According to Mr. Massaquoi, the production of cashews nuts goes through various stages such as drying, rooting, and pealing before being ready for consumption, adding that cashews nuts are very nice for eating.
He noted that cashews nuts are grown in some communities in Liberia, and with the presence of a manufacturer here, more and more Liberians would be encouraged to venture into cashews nuts farming.

He explained that cashews nuts are sold in supermarkets and by individuals, though they are being imported into the country, nothing that as a Liberian-owned company involved in the production of cashews nuts for the local market, the company looks forward to engage in export in the future when enough cashews farms are available. Massaquoi further explained that in Bomi County, the company has two farms and there are two others in Grand Cape Mount County.

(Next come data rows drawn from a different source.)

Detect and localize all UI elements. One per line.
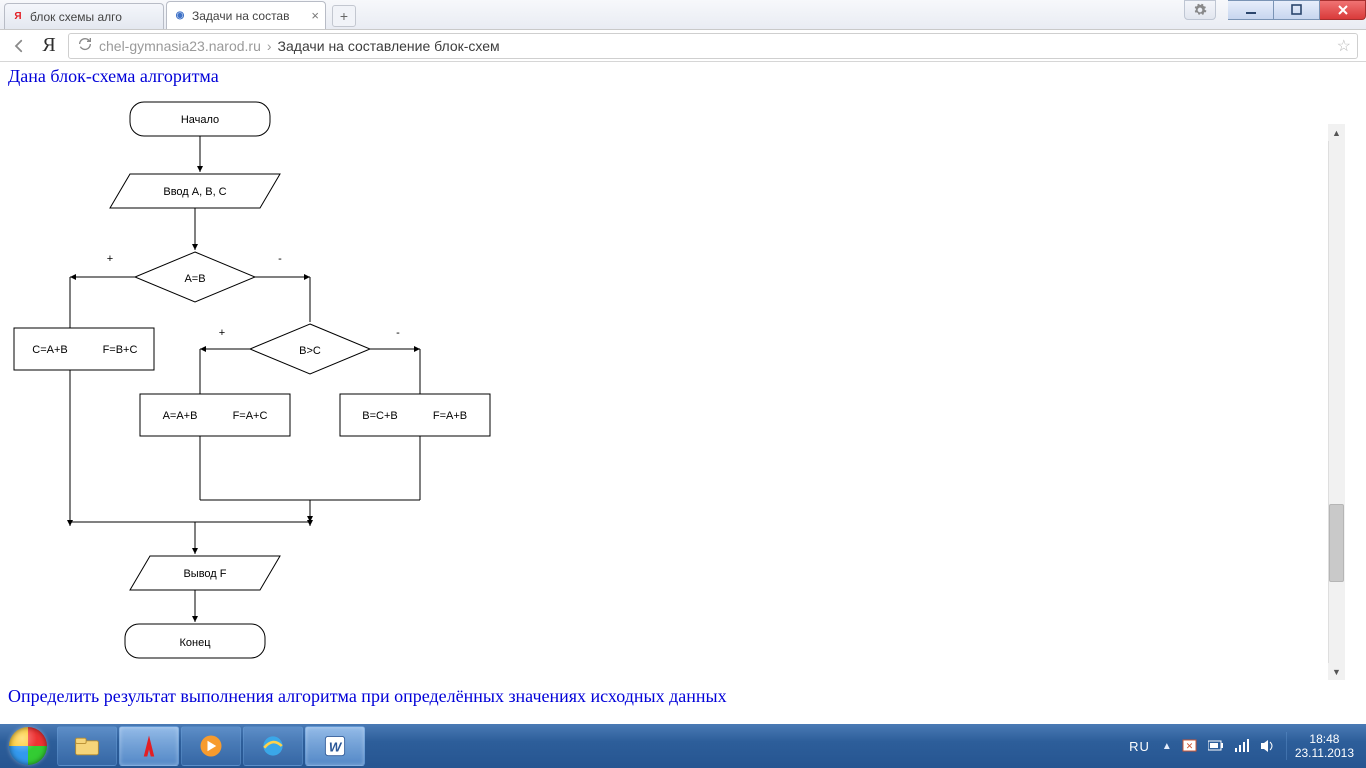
svg-text:-: -	[278, 253, 282, 265]
maximize-button[interactable]	[1274, 0, 1320, 20]
scrollbar-thumb[interactable]	[1329, 504, 1344, 582]
url-title: Задачи на составление блок-схем	[278, 38, 500, 54]
svg-text:-: -	[396, 327, 400, 339]
window-close-button[interactable]	[1320, 0, 1366, 20]
new-tab-button[interactable]: +	[332, 5, 356, 27]
settings-button[interactable]	[1184, 0, 1216, 20]
taskbar-media-player[interactable]	[181, 726, 241, 766]
minimize-button[interactable]	[1228, 0, 1274, 20]
address-bar: Я chel-gymnasia23.narod.ru › Задачи на с…	[0, 30, 1366, 62]
tray-overflow-icon[interactable]: ▲	[1162, 741, 1172, 752]
svg-text:C=A+B: C=A+B	[32, 344, 67, 356]
page-heading-2: Определить результат выполнения алгоритм…	[0, 682, 735, 711]
yandex-home-button[interactable]: Я	[38, 34, 60, 57]
tab-title: блок схемы алго	[30, 10, 157, 24]
svg-text:Начало: Начало	[181, 114, 219, 126]
bookmark-star-icon[interactable]: ☆	[1337, 36, 1351, 56]
tab-title: Задачи на состав	[192, 9, 306, 23]
svg-text:F=A+B: F=A+B	[433, 410, 467, 422]
system-tray: RU ▲ ✕ 18:48 23.11.2013	[1125, 724, 1366, 768]
reload-icon[interactable]	[77, 36, 93, 55]
page-viewport: Дана блок-схема алгоритма Начало Ввод A,…	[0, 62, 1345, 724]
network-icon[interactable]	[1234, 738, 1250, 754]
action-center-icon[interactable]: ✕	[1182, 738, 1198, 754]
taskbar-internet-explorer[interactable]	[243, 726, 303, 766]
taskbar-explorer[interactable]	[57, 726, 117, 766]
vertical-scrollbar[interactable]: ▲ ▼	[1328, 124, 1345, 680]
taskbar-yandex-browser[interactable]	[119, 726, 179, 766]
svg-text:F=B+C: F=B+C	[103, 344, 138, 356]
svg-text:Вывод F: Вывод F	[183, 568, 226, 580]
svg-text:+: +	[219, 327, 225, 339]
svg-text:✕: ✕	[1186, 741, 1194, 751]
address-field[interactable]: chel-gymnasia23.narod.ru › Задачи на сос…	[68, 33, 1358, 59]
tab-inactive-0[interactable]: Я блок схемы алго	[4, 3, 164, 29]
svg-text:B>C: B>C	[299, 345, 321, 357]
favicon-page: ◉	[173, 9, 187, 23]
breadcrumb-separator: ›	[267, 38, 272, 54]
back-button[interactable]	[8, 35, 30, 57]
scroll-down-icon[interactable]: ▼	[1328, 663, 1345, 680]
svg-text:A=A+B: A=A+B	[163, 410, 198, 422]
clock-date: 23.11.2013	[1295, 746, 1354, 760]
windows-taskbar: W RU ▲ ✕ 18:48 23.11.2013	[0, 724, 1366, 768]
taskbar-clock[interactable]: 18:48 23.11.2013	[1286, 732, 1362, 760]
svg-text:Ввод A, B, C: Ввод A, B, C	[163, 186, 226, 198]
svg-text:Конец: Конец	[179, 637, 211, 649]
battery-icon[interactable]	[1208, 738, 1224, 754]
svg-text:F=A+C: F=A+C	[233, 410, 268, 422]
browser-tabstrip: Я блок схемы алго ◉ Задачи на состав × +	[0, 0, 1366, 30]
svg-text:A=B: A=B	[184, 273, 205, 285]
favicon-yandex: Я	[11, 10, 25, 24]
window-controls	[1184, 0, 1366, 20]
language-indicator[interactable]: RU	[1129, 739, 1150, 754]
svg-text:W: W	[329, 739, 343, 754]
start-button[interactable]	[0, 724, 56, 768]
volume-icon[interactable]	[1260, 738, 1276, 754]
svg-text:+: +	[107, 253, 113, 265]
tab-active[interactable]: ◉ Задачи на состав ×	[166, 1, 326, 29]
url-domain: chel-gymnasia23.narod.ru	[99, 38, 261, 54]
taskbar-word[interactable]: W	[305, 726, 365, 766]
page-heading-1: Дана блок-схема алгоритма	[0, 62, 1345, 91]
tab-close-icon[interactable]: ×	[311, 8, 319, 23]
windows-orb-icon	[9, 727, 47, 765]
scroll-up-icon[interactable]: ▲	[1328, 124, 1345, 141]
clock-time: 18:48	[1295, 732, 1354, 746]
flowchart-diagram: Начало Ввод A, B, C A=B + - C=A+B F=B+C …	[0, 92, 520, 724]
svg-text:B=C+B: B=C+B	[362, 410, 397, 422]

He said the SMH farms are about 3,000 acres and they are being expanded every year. He noted that though Liberian owned, they are not receiving support from anywhere, adding that despite not receiving support, workers at the farms in both Bomi and Grand Cape Mount continue to produce cashews nuts for the Liberian market.

He revealed SMH has a dream to expand to all 15 counties of Liberia, indicating that presently, Chief Executive Officer (CEO) Mr. Ahmad Massaquoi, is in Nimba County, talking with citizens to get involved in cashews farming.

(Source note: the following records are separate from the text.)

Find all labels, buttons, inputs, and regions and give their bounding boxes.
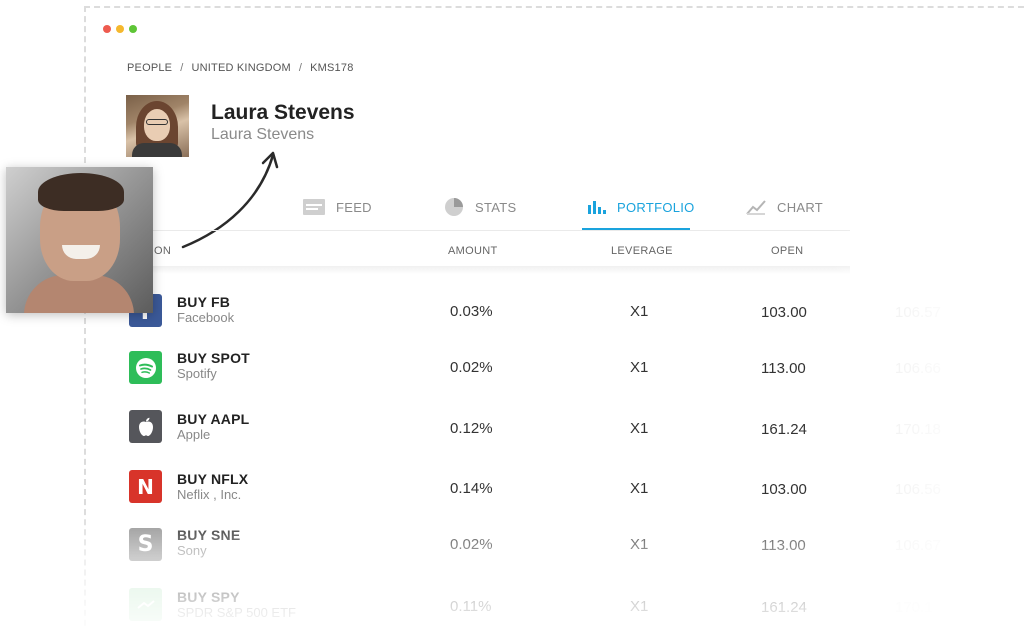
trade-leverage: X1	[630, 598, 649, 615]
trade-instrument: Sony	[177, 543, 207, 558]
table-row[interactable]: N BUY NFLX Neflix , Inc. 0.14% X1 103.00…	[0, 466, 1024, 522]
trade-amount: 0.02%	[450, 359, 493, 376]
trade-instrument: Apple	[177, 427, 211, 442]
tab-bar: FEED STATS PORTFOLIO CHART	[150, 183, 850, 231]
trade-title: BUY SPY	[177, 589, 240, 605]
header-divider	[150, 266, 850, 274]
trade-open: 113.00	[761, 360, 806, 377]
table-row[interactable]: BUY AAPL Apple 0.12% X1 161.24 170.18	[0, 406, 1024, 462]
breadcrumb-country[interactable]: UNITED KINGDOM	[192, 62, 291, 74]
feed-icon	[303, 199, 325, 215]
tab-feed-label: FEED	[336, 199, 372, 215]
close-dot[interactable]	[103, 25, 111, 33]
trade-title: BUY FB	[177, 294, 231, 310]
trade-leverage: X1	[630, 480, 649, 497]
trade-instrument: Spotify	[177, 366, 217, 381]
netflix-logo-icon: N	[129, 470, 162, 503]
trade-instrument: Neflix , Inc.	[177, 487, 242, 502]
trade-instrument: SPDR S&P 500 ETF	[177, 605, 296, 620]
trade-leverage: X1	[630, 420, 649, 437]
trade-open: 103.00	[761, 304, 807, 321]
column-header-amount[interactable]: AMOUNT	[448, 245, 497, 257]
tab-stats-label: STATS	[475, 199, 517, 215]
tab-chart[interactable]: CHART	[745, 183, 823, 231]
table-row[interactable]: S BUY SNE Sony 0.02% X1 113.00 106.67	[0, 522, 1024, 578]
user-photo	[6, 167, 153, 313]
tab-feed[interactable]: FEED	[302, 183, 372, 231]
maximize-dot[interactable]	[129, 25, 137, 33]
spotify-logo-icon	[129, 351, 162, 384]
trade-leverage: X1	[630, 359, 649, 376]
trade-open: 103.00	[761, 481, 807, 498]
trade-amount: 0.02%	[450, 536, 493, 553]
minimize-dot[interactable]	[116, 25, 124, 33]
trade-title: BUY NFLX	[177, 471, 249, 487]
apple-logo-icon	[129, 410, 162, 443]
trade-close: 170.1	[895, 599, 933, 616]
tab-portfolio[interactable]: PORTFOLIO	[587, 183, 695, 231]
trade-amount: 0.03%	[450, 303, 493, 320]
spy-logo-icon	[129, 588, 162, 621]
column-header-leverage[interactable]: LEVERAGE	[611, 245, 673, 257]
trade-close: 170.18	[895, 421, 941, 438]
profile-name: Laura Stevens	[211, 101, 355, 124]
trade-amount: 0.12%	[450, 420, 493, 437]
column-header-open[interactable]: OPEN	[771, 245, 803, 257]
trade-close: 106.67	[895, 537, 941, 554]
tab-chart-label: CHART	[777, 199, 824, 215]
trade-close: 106.66	[895, 360, 941, 377]
trade-close: 106.56	[895, 481, 941, 498]
trade-open: 161.24	[761, 421, 807, 438]
trade-leverage: X1	[630, 303, 649, 320]
trade-amount: 0.14%	[450, 480, 493, 497]
active-tab-indicator	[582, 228, 690, 230]
breadcrumb-separator: /	[298, 62, 303, 74]
breadcrumb-separator: /	[180, 62, 184, 74]
sony-logo-icon: S	[129, 528, 162, 561]
profile-username: Laura Stevens	[211, 126, 315, 143]
bar-chart-icon	[588, 201, 606, 214]
trade-open: 113.00	[761, 537, 806, 554]
trade-title: BUY SPOT	[177, 350, 250, 366]
trade-instrument: Facebook	[177, 310, 235, 325]
column-header-action[interactable]: ON	[154, 245, 171, 257]
tab-stats[interactable]: STATS	[443, 183, 516, 231]
trade-open: 161.24	[761, 599, 807, 616]
table-row[interactable]: BUY SPOT Spotify 0.02% X1 113.00 106.66	[0, 345, 1024, 401]
trade-leverage: X1	[630, 536, 649, 553]
tab-portfolio-label: PORTFOLIO	[617, 199, 695, 215]
line-chart-icon	[746, 200, 766, 215]
breadcrumb: PEOPLE / UNITED KINGDOM / KMS178	[127, 62, 354, 74]
table-row[interactable]: f BUY FB Facebook 0.03% X1 103.00 106.57	[0, 289, 1024, 345]
breadcrumb-user: KMS178	[310, 62, 354, 74]
trade-title: BUY SNE	[177, 527, 241, 543]
trade-title: BUY AAPL	[177, 411, 250, 427]
pie-chart-icon	[445, 198, 463, 216]
window-controls	[103, 25, 137, 33]
breadcrumb-people[interactable]: PEOPLE	[127, 62, 172, 74]
trade-close: 106.57	[895, 304, 941, 321]
trade-amount: 0.11%	[450, 598, 492, 615]
table-row[interactable]: BUY SPY SPDR S&P 500 ETF 0.11% X1 161.24…	[0, 584, 1024, 629]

CEO Massaquoi said while SMH does not have financial ability now, it is prepared to work with fellow Liberians to grow the crops for themselves and his company will provide technical support, and eventually, buys from local farmers.

Head of Operations Bai also said the company is producing cashews nuts in 10, 50, and 500 grams respectively to meet customers’ demand.

Cashews nuts belong to the family of Anacardiaceae, which includes mangoes and pistachios, and are originally native of coastal areas in northeastern Brazil . They are kidney-shaped seeds and are widely cultivated in tropical climates.

According to SWOT analysis, cashews nuts are processed organically to meet dietary needs of various clients, but the product has post-harvest handling losses from spoil void, poor post-harvest management practices; poor infrastructural facilities, transportation and unstable power supply that continues to plague the Liberian processing industry.

Bai emphasized a need for promotion to increase local consumption of cashew, including awareness on health benefit of cashew consumption as well as educate farmers on proper post-harvest handling practices, and study tour to producing countries like Vietnam, India and Brazil by officials to study cashew processing industries.

He said cashews are very nutritious and a powerhouse of proteins and essential minerals, including copper, calcium, magnesium, iron, phosphorus, potassium, and zinc.

It also contains vitamins such as vitamin C, vitamin B 1 (thiamin), vitamin B2 (riboflavin), vitamin B3 (niacin), vitamin B6, folate, vitamin E (alpha-tocopherol) and vitamin K (phylloquinone); a good source of magnesium, which is vital for the healthy development of bones, muscles, tissues, and body organs as well as helps to maintain healthy blood pressure and nerve function, and sustain immune system, among others.